I was cautioned recently to beware Internet Bubble 2.0.
This annoyed me no end because 1) I’m still smarting from my costly, naive enthusiasm for Internet Bubble 1.0 ("Wanna write a business plan in exchange for stock options?" "Sure!" and "Let’s invest in tech stocks!" "Okay!"), and 2) the guy who warned me is 16 years old.
What does a one-time-shame-on-you-two-times-shame-on-me, eternally hopeful Internet Bubble 2.0 girl say to that?
I have learned to choose my entrepreneurs wisely. I look for the self-aware ones.
In Rethinking Marketing: The Entrepreneurial Imperative, Minet Schindehutte, Michael H. Morris, and Leyland F. Pitt list eight paradoxical trends they believe will define life, business, and the world in the 21st century.
From my experience, I offer eight personality traits of entrepreneurs and the paradoxical behaviors that can emerge from those traits:
1. Creativity versus obsession
2. Self-confidence versus arrogance
3. Drive versus inflexibility
4. Ambition to influence versus demand for omnipotence
5. Ambition to succeed versus greed
6. Empathy with associates versus use of associates
7. Independence versus isolationism
8. Protection of one’s invention versus suspicious secretiveness
From what I have observed, the personality traits of entrepreneurs that seem to spark ideas, turn ideas into products or services, and generate dreams of bringing creations to the world through businesses, are the very same traits that can result in behavior that undermines the human and humane relationships needed to launch and sustain the business.

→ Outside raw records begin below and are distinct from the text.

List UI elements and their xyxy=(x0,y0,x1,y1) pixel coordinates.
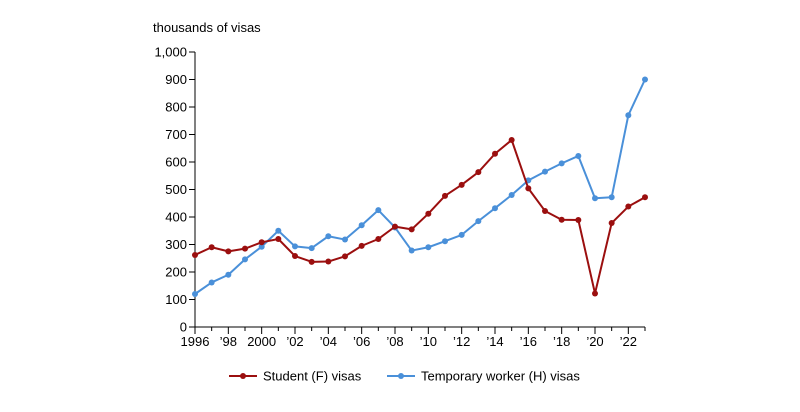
data-point xyxy=(342,236,348,243)
x-tick-label: ’06 xyxy=(353,334,370,349)
data-point xyxy=(225,271,232,278)
data-point xyxy=(342,253,348,260)
y-tick-label: 300 xyxy=(165,237,187,252)
data-point xyxy=(308,258,315,265)
y-tick-label: 600 xyxy=(165,155,187,170)
data-point xyxy=(542,168,548,175)
data-point xyxy=(192,251,198,258)
data-point xyxy=(442,238,448,245)
data-point xyxy=(475,218,482,225)
x-tick-label: ’02 xyxy=(286,334,303,349)
x-tick-label: ’04 xyxy=(320,334,337,349)
data-point xyxy=(258,239,265,246)
data-point xyxy=(308,245,315,252)
data-point xyxy=(358,222,365,229)
data-point xyxy=(258,243,265,250)
data-point xyxy=(325,258,332,265)
legend-item: Temporary worker (H) visas xyxy=(387,369,580,384)
x-tick-label: ’08 xyxy=(386,334,403,349)
data-point xyxy=(592,195,598,202)
data-point xyxy=(458,231,465,238)
y-tick-label: 1,000 xyxy=(154,45,187,60)
data-point xyxy=(242,245,248,252)
legend-label: Temporary worker (H) visas xyxy=(421,369,580,384)
y-tick-label: 900 xyxy=(165,72,187,87)
x-tick-label: ’98 xyxy=(220,334,237,349)
x-tick-label: ’20 xyxy=(586,334,603,349)
y-tick-label: 500 xyxy=(165,182,187,197)
legend-swatch-marker xyxy=(398,373,404,379)
legend-label: Student (F) visas xyxy=(263,369,362,384)
data-point xyxy=(192,291,198,297)
data-point xyxy=(525,185,532,192)
x-tick-label: 2000 xyxy=(247,334,276,349)
data-point xyxy=(508,192,515,198)
y-tick-label: 200 xyxy=(165,265,187,280)
data-point xyxy=(425,210,432,217)
x-tick-label: ’10 xyxy=(420,334,437,349)
y-tick-label: 700 xyxy=(165,127,187,142)
series-student-f-visas xyxy=(192,137,648,297)
data-point xyxy=(275,227,282,234)
data-point xyxy=(208,244,215,251)
series-line xyxy=(194,139,646,295)
series-layer xyxy=(192,76,648,297)
y-tick-label: 400 xyxy=(165,210,187,225)
x-tick-label: ’16 xyxy=(520,334,537,349)
data-point xyxy=(442,192,448,199)
y-tick-label: 0 xyxy=(180,320,187,335)
data-point xyxy=(575,152,582,159)
data-point xyxy=(425,244,432,251)
data-point xyxy=(642,76,648,83)
data-point xyxy=(408,226,415,233)
x-axis: 1996 ’98 2000 ’02 ’04 ’06 ’08 ’10 ’12 ’14 ’16 ’18 ’2… xyxy=(181,326,646,349)
x-tick-label: ’18 xyxy=(553,334,570,349)
data-point xyxy=(575,217,582,224)
data-point xyxy=(392,223,398,230)
data-point xyxy=(358,242,365,249)
data-point xyxy=(208,279,215,286)
data-point xyxy=(275,236,282,242)
x-tick-label: ’12 xyxy=(453,334,470,349)
data-point xyxy=(592,290,598,297)
data-point xyxy=(292,243,298,250)
x-tick-label: ’22 xyxy=(620,334,637,349)
data-point xyxy=(492,205,498,212)
data-point xyxy=(558,160,565,167)
data-point xyxy=(508,137,515,143)
data-point xyxy=(608,194,615,201)
y-axis: 0 100 200 300 400 500 600 700 800 900 1,000 xyxy=(154,45,196,335)
legend-item: Student (F) visas xyxy=(229,369,362,384)
data-point xyxy=(225,248,232,255)
data-point xyxy=(408,247,415,254)
data-point xyxy=(375,207,382,214)
y-axis-unit-label: thousands of visas xyxy=(153,20,261,35)
data-point xyxy=(475,169,482,176)
data-point xyxy=(542,207,548,214)
data-point xyxy=(625,203,632,210)
data-point xyxy=(292,253,298,260)
x-tick-label: 1996 xyxy=(181,334,210,349)
data-point xyxy=(242,256,248,263)
y-tick-label: 100 xyxy=(165,292,187,307)
data-point xyxy=(625,112,632,119)
data-point xyxy=(608,220,615,227)
y-tick-label: 800 xyxy=(165,100,187,115)
series-line xyxy=(194,79,646,295)
legend-swatch-marker xyxy=(240,373,246,379)
x-tick-label: ’14 xyxy=(486,334,503,349)
data-point xyxy=(492,150,498,157)
data-point xyxy=(558,216,565,223)
series-temporary-worker-h-visas xyxy=(192,76,648,297)
legend: Student (F) visas Temporary worker (H) vi… xyxy=(229,369,580,384)
data-point xyxy=(642,194,648,201)
data-point xyxy=(325,233,332,240)
data-point xyxy=(458,181,465,188)
data-point xyxy=(375,236,382,242)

"Know thyself" was reportedly engraved on the Temple of Apollo at Delphi.
If we even attempt to know ourselves, if we try to foster self-awareness, we give ourselves the chance–and the power–to choose our behavior. Our personality traits no longer are the sole determinants of our behavior. We get a say in what we do.
At Concept Camp in February 2008, Jim Flowers, Director of high-tech incubator VT KnowledgeWorks, reminded prospective entrepreneurs, "The world is wallpapered with great ideas. It’s not wallpapered with [pictures of] people who can make it happen."
Having plenty of failed Internet Bubble 1.0 business contracts with clip art logos wallpapering my office, I know he’s right.
I think the self-aware entrepreneur has a greater chance of making it happen than the self-blind one.